Elucidating the role of the state of Pd in the H2-SCR of NOx by operando XANES and DRIFTS†
Abstract
The selective catalytic reduction (SCR) of NOx with hydrogen is an attractive strategy for NOx removal when H2 is used as a sustainable fuel in combustion engines. However, the pathway suffers from a strong overconsumption of H2via direct oxidation to water. In order to improve the understanding of the SCR mechanism with H2 as the reductant, the state of the active metal, the reactive surface intermediates, and the conditions which are suited for efficient SCR need to be uncovered. A 1%Pd/5%V2O5/20%TiO2–Al2O3 catalyst was investigated using operando X-ray absorption spectroscopy (XAS) and diffuse reflectance infrared Fourier-transform spectroscopy (DRIFTS) to track the temperature dependent structure and state of Pd, as well as its gradients and surface intermediates. XAS shows that NO reduces oxidized Pd, forming metal-support interfacial nitrates according to DRIFTS. Partially reduced Pd becomes oxidized by reducing interfacial NOx species to Pd-nitrosyls.
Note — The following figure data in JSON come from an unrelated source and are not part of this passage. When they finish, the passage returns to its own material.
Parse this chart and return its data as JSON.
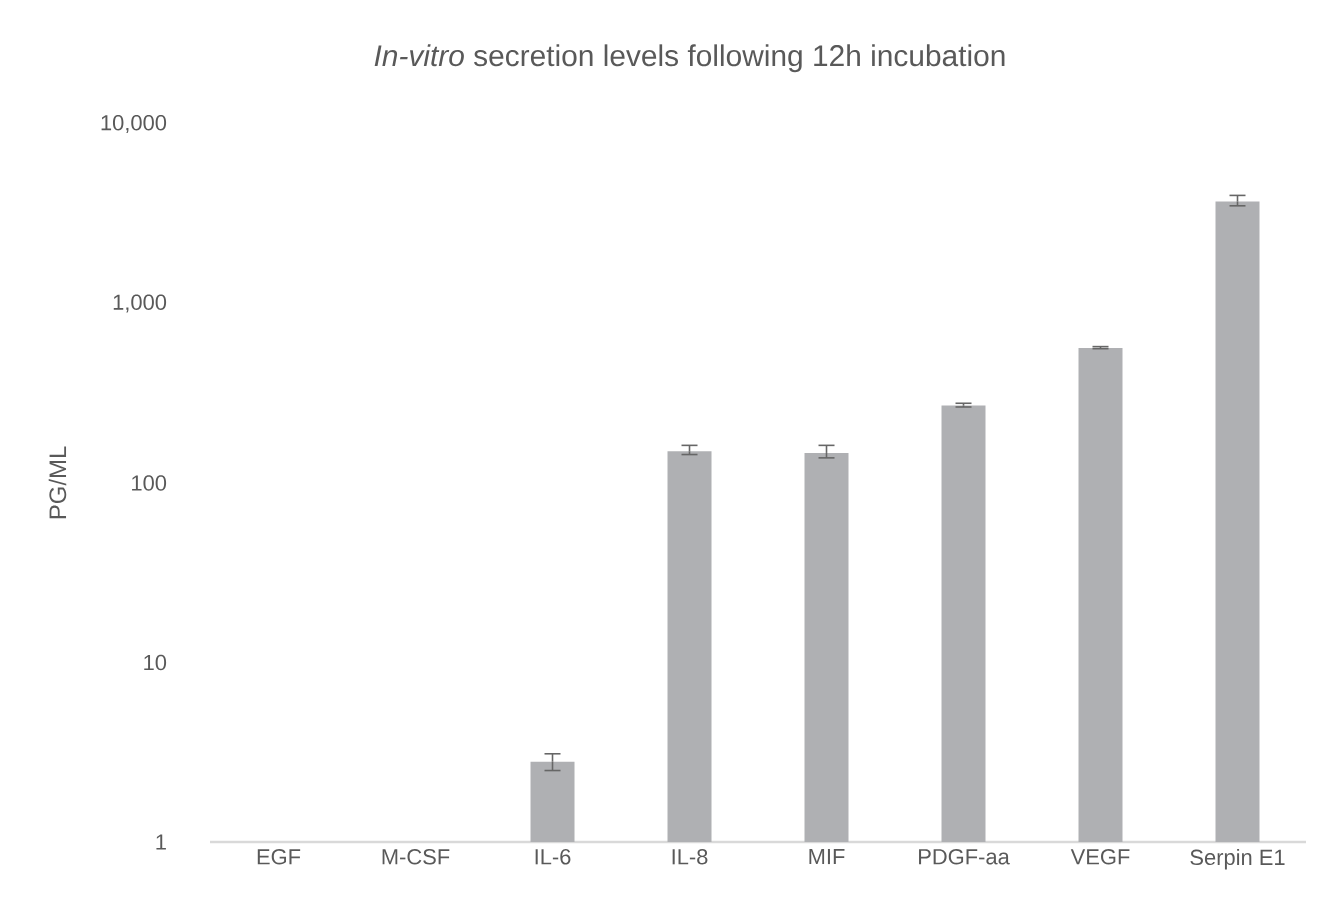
{
  "chart_data": {
    "type": "bar",
    "title": "*In-vitro* secretion levels following 12h incubation",
    "ylabel": "PG/ML",
    "categories": [
      "EGF",
      "M-CSF",
      "IL-6",
      "IL-8",
      "MIF",
      "PDGF-aa",
      "VEGF",
      "Serpin E1"
    ],
    "values": [
      null,
      null,
      2.8,
      150,
      147,
      270,
      565,
      3700
    ],
    "errors": [
      null,
      null,
      [
        2.5,
        3.1
      ],
      [
        144,
        162
      ],
      [
        138,
        162
      ],
      [
        265,
        278
      ],
      [
        560,
        575
      ],
      [
        3500,
        4000
      ]
    ],
    "color": "#afb0b3",
    "log": "y",
    "ylim": [
      1,
      10000
    ],
    "yticks": [
      1,
      10,
      100,
      {
        "value": 1000,
        "label": "1,000"
      },
      {
        "value": 10000,
        "label": "10,000"
      }
    ],
    "marker": "none"
  }
}
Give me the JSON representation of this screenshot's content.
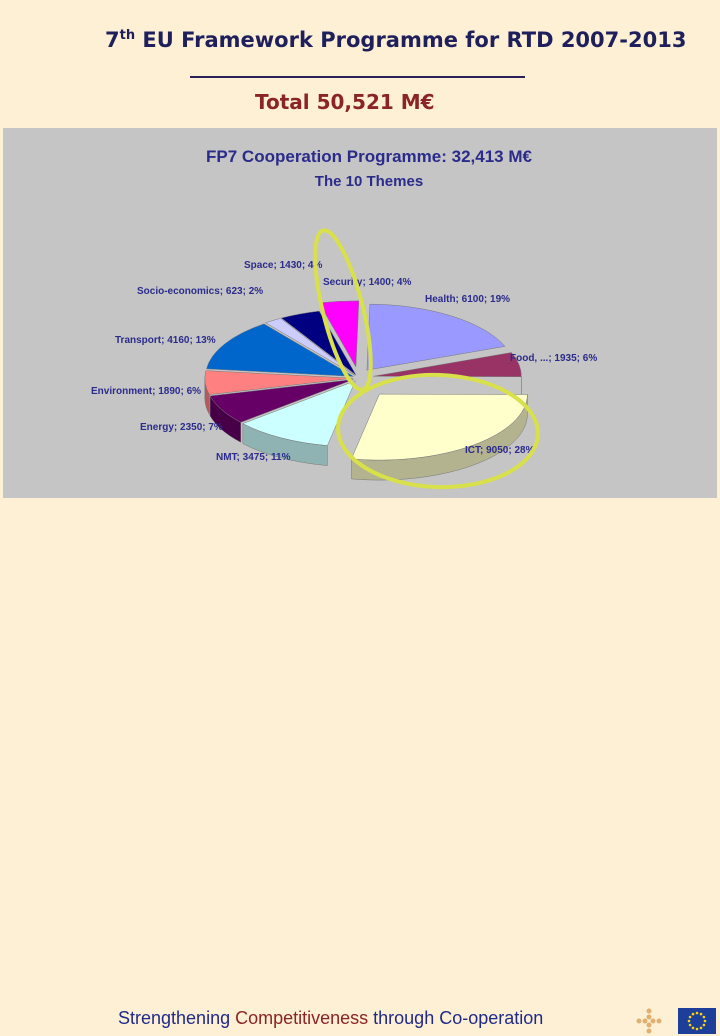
{
  "header": {
    "title_prefix": "7",
    "title_sup": "th",
    "title_rest": " EU Framework Programme for RTD 2007-2013",
    "total": "Total 50,521 M€"
  },
  "footer": {
    "tagline_a": "Strengthening ",
    "tagline_b": "Competitiveness",
    "tagline_c": " through Co-operation"
  },
  "chart_data": {
    "type": "pie",
    "title": "FP7 Cooperation Programme: 32,413 M€",
    "subtitle": "The 10 Themes",
    "slices": [
      {
        "name": "Health",
        "value": 6100,
        "percent": 19,
        "label": "Health; 6100; 19%",
        "color": "#9999ff"
      },
      {
        "name": "Food, ...",
        "value": 1935,
        "percent": 6,
        "label": "Food, ...; 1935; 6%",
        "color": "#993366"
      },
      {
        "name": "ICT",
        "value": 9050,
        "percent": 28,
        "label": "ICT; 9050; 28%",
        "color": "#ffffcc"
      },
      {
        "name": "NMT",
        "value": 3475,
        "percent": 11,
        "label": "NMT; 3475; 11%",
        "color": "#ccffff"
      },
      {
        "name": "Energy",
        "value": 2350,
        "percent": 7,
        "label": "Energy; 2350; 7%",
        "color": "#660066"
      },
      {
        "name": "Environment",
        "value": 1890,
        "percent": 6,
        "label": "Environment; 1890; 6%",
        "color": "#ff8080"
      },
      {
        "name": "Transport",
        "value": 4160,
        "percent": 13,
        "label": "Transport; 4160; 13%",
        "color": "#0066cc"
      },
      {
        "name": "Socio-economics",
        "value": 623,
        "percent": 2,
        "label": "Socio-economics; 623; 2%",
        "color": "#ccccff"
      },
      {
        "name": "Space",
        "value": 1430,
        "percent": 4,
        "label": "Space; 1430; 4%",
        "color": "#000080"
      },
      {
        "name": "Security",
        "value": 1400,
        "percent": 4,
        "label": "Security; 1400; 4%",
        "color": "#ff00ff"
      }
    ],
    "highlighted": [
      "Security",
      "ICT"
    ],
    "highlight_color": "#d8e04a"
  }
}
Limitations for the H2-SCR of NOx arise from the balance of adsorbed Pd–NO and activated H2, which is dependent on Pd state. The bulk metallic Pd which forms above 250 °C causes a runaway activation of H2, further reduction of Pd, and loss of nitrosyls on Pd. The highest activity occurs when Pd is oxidized enough to promote metal-support interfacial nitrates and also reduced enough to convert these nitrates to Pd-nitrosyls. The storage of NOx and formation of NHx on vanadia–titania permits conversion of NO at high temperatures, but does not counteract the deactivation of Pd. In conclusion, activation of H2 is favored on metallic sites, but must be moderated to allow for PdO being present as well.